Michael De Santa has stuffed his wardrobe with Hawaiian shirts, bought a loud car, and rather fancies getting his ear pierced. Middle-age has this 45-year-old floundering so wildly he’s even taking up triathlons. A boozy retirement spent doing little more than bickering with his family might show on the tubby waist of this former career criminal, but at least when Michael’s legs give out he’s got a bottomless well of rage to draw from.
I enter the Vespucci Beach triathlon (a swim, a run, and a bike ride) using a bold tactic: zero training of any kind. Thankfully it doesn’t look like my opponents have practised much either, gathered as they are around a Chihuahua Hotdogs cart, one or two puffing on cigarettes. Triathlons are mind games, albeit manifested physically, and that’s why I’ve showed up overweight and wearing a full suit, sizing up opponents who use the all-too-obvious ploy of looking much younger and fitter by walking through the middle of their conversations and silently staring at each amateur athlete from a distance of several inches.
Chest pounding, I take to the starting grid and change instantly from creased blazer to ill-fitting bodysuit. My competition sprints into the sea and kicks up waves of froth that I’ll probably need an injection for. A minute later we burst onto land like creatures emerging from the primordial ooze, only fully evolved, like ape-seals or something, and make a beeline for the bikes. I send the nearest competitor sprawling over the handlebars with a clever knock and peel away. In this world of sponsored sporting events run by strict governing bodies, the rules are there are no rules.
Here’s where I ascend the leaderboard, letting the machine do the work while Mike sits down, which he’s good at. He took up BMX-ing recently in order to add more evidence to his ongoing argument that 40 is the new 30, and give or take trying to slam into other riders, the general principle remains the same. Now it’s onto the sprint, where Michael’s paunch betrays him, although he gives it a fair go by deliberately running behind them and tangling their legs up. It’s a risky manoeuvre that leads to me falling down half the time—a bit like shooting fish in a barrel with a 50 percent chance of the fish shooting back. I come sixth, but as a first go I can’t ask for more (except maybe first, second, third, fourth, or fifth place).

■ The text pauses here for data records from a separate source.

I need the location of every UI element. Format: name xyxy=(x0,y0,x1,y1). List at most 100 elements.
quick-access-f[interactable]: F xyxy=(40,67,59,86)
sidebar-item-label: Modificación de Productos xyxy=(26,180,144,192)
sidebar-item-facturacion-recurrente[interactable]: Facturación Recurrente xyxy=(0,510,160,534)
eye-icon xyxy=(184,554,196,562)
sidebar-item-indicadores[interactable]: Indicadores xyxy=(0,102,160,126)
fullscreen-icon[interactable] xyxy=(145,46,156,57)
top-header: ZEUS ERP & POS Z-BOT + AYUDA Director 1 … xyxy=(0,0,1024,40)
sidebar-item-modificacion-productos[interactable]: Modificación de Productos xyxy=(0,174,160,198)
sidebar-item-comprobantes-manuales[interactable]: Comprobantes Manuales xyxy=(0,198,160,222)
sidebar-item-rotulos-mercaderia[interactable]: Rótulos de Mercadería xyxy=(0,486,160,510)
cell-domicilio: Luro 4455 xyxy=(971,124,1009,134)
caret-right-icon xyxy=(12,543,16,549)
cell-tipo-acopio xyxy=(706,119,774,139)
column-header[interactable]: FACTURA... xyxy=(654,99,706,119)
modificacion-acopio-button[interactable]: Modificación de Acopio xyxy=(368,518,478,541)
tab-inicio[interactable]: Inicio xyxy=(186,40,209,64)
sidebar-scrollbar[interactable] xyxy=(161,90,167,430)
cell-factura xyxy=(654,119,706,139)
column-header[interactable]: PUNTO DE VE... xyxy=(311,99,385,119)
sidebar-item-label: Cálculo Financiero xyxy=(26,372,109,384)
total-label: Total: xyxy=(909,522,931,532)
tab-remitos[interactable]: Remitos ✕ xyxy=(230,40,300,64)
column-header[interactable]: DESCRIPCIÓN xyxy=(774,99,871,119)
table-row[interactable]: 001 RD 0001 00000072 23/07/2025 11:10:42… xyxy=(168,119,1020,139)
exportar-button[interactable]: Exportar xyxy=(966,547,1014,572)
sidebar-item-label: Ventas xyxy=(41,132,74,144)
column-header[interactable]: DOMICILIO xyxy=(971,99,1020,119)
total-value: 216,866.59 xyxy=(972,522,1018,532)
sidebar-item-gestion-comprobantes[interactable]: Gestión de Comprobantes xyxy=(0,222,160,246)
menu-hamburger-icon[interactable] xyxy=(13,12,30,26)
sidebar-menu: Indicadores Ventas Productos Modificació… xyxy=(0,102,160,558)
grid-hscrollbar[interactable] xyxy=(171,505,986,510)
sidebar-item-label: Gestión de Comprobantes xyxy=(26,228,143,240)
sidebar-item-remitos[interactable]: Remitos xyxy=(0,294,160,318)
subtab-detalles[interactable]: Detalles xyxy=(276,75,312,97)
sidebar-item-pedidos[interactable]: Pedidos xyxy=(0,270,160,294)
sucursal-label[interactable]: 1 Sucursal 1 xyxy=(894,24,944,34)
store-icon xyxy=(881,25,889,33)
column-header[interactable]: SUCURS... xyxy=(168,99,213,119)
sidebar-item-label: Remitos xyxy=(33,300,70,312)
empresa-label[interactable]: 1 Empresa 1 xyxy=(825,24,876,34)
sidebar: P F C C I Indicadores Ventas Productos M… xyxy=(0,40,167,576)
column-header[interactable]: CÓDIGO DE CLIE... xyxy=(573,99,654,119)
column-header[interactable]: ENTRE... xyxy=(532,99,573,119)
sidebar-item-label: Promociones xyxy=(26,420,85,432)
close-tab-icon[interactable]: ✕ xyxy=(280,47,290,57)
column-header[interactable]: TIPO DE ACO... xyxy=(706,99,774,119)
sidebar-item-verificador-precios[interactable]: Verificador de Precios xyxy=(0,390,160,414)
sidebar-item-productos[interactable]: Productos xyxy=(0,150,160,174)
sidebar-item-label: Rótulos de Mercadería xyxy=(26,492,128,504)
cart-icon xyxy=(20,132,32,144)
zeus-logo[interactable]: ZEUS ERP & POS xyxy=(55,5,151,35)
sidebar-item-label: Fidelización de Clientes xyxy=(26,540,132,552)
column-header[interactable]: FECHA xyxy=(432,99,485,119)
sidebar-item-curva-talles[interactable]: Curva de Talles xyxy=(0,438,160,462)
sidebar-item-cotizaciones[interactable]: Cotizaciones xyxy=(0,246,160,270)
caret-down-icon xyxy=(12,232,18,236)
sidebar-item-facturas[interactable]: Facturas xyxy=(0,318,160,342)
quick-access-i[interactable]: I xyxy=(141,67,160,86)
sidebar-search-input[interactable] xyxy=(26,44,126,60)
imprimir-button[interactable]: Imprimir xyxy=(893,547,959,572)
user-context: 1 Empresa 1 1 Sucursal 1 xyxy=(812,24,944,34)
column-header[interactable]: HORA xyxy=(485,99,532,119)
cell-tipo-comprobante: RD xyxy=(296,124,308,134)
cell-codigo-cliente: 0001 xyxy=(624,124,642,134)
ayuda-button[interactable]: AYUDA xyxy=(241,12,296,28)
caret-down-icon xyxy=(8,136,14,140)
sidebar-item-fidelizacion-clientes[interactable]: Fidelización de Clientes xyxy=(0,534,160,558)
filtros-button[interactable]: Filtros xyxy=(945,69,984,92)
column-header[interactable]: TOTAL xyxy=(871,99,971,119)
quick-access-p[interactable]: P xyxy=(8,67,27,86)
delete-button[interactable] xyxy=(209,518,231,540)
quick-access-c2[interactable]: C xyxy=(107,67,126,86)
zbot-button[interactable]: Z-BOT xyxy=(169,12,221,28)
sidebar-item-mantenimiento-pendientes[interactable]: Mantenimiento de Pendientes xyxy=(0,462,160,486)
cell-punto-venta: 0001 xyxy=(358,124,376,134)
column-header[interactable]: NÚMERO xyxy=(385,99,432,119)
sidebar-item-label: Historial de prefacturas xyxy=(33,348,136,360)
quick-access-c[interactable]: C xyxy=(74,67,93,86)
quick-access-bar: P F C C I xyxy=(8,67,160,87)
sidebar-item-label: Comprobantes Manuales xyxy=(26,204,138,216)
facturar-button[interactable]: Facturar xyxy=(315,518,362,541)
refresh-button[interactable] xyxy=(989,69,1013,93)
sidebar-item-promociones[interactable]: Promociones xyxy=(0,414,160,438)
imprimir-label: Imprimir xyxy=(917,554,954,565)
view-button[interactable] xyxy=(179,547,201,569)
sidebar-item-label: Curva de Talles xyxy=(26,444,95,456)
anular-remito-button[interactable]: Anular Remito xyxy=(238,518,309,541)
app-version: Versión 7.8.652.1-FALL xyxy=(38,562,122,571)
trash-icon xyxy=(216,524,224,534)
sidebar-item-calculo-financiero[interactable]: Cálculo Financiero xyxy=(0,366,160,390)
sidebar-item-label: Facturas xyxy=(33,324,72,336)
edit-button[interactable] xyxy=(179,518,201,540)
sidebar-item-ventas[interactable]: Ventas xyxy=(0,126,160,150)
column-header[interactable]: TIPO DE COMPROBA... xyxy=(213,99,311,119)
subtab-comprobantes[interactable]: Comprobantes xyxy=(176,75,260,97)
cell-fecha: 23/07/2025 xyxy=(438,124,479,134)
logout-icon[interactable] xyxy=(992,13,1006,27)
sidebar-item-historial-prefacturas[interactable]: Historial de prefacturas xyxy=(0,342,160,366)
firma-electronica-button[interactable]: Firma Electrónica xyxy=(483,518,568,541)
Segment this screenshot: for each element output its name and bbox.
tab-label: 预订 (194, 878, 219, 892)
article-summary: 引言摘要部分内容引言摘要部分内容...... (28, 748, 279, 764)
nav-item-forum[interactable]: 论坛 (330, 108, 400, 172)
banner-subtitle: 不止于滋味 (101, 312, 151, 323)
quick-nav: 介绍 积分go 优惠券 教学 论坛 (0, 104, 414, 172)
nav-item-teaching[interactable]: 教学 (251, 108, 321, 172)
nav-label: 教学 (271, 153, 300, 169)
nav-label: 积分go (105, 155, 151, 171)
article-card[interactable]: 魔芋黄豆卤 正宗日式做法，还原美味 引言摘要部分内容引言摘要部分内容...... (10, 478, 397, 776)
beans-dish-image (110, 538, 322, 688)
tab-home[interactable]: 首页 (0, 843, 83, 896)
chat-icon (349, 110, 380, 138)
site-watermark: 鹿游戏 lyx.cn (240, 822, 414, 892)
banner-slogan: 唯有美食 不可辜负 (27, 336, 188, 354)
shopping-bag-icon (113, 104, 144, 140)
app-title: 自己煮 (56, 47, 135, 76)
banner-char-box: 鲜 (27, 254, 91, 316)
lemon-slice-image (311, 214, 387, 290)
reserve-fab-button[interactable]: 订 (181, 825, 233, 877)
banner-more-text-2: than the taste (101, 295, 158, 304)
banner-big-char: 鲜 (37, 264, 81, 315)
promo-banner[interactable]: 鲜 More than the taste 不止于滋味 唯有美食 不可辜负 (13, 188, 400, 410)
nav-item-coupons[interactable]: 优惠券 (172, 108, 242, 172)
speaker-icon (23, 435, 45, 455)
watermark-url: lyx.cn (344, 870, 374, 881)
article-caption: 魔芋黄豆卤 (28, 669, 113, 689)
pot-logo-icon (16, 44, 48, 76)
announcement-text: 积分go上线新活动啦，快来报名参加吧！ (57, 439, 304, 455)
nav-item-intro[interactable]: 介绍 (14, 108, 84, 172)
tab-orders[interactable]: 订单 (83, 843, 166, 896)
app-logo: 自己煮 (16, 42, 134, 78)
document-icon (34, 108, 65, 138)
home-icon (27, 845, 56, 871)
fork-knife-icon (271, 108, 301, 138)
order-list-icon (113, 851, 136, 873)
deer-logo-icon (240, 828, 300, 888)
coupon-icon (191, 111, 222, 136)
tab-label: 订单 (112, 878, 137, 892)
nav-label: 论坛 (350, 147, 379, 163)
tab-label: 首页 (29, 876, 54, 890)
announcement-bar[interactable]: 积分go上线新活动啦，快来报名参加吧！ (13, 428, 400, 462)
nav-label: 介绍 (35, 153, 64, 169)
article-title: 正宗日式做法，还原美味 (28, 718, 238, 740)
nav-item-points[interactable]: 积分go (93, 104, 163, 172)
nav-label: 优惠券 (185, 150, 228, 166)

The next triathlon takes place in Grapeseed. My stamina’s increased as a result of the last one, so there are longer windows between me doubling over. CNT has sent a news chopper to film it. “Burger Shot joins triathlon sponsorship with new four-decker-patty,” reads a scrolling feed along the bottom of the screen, over which the circling anchor wonders aloud, “How many of these guys do you think are trapped in a joyless marriage?” That’s a little unfair – it’s mostly my kids I hate. I come an impressive second because I’m getting better at barging into people.
The last triathlon, at Sandy Shores, lasts a whopping 30 minutes. Which, admittedly, I discover by staying home and looking online. Yeah, no thanks. Like experimenting with yoga and growing out his hair, triathlon just isn’t for Michael, a massive time sink that costs a fortune in lycra and leads to a mysterious grimacing problem. Perhaps it’s the constant pain.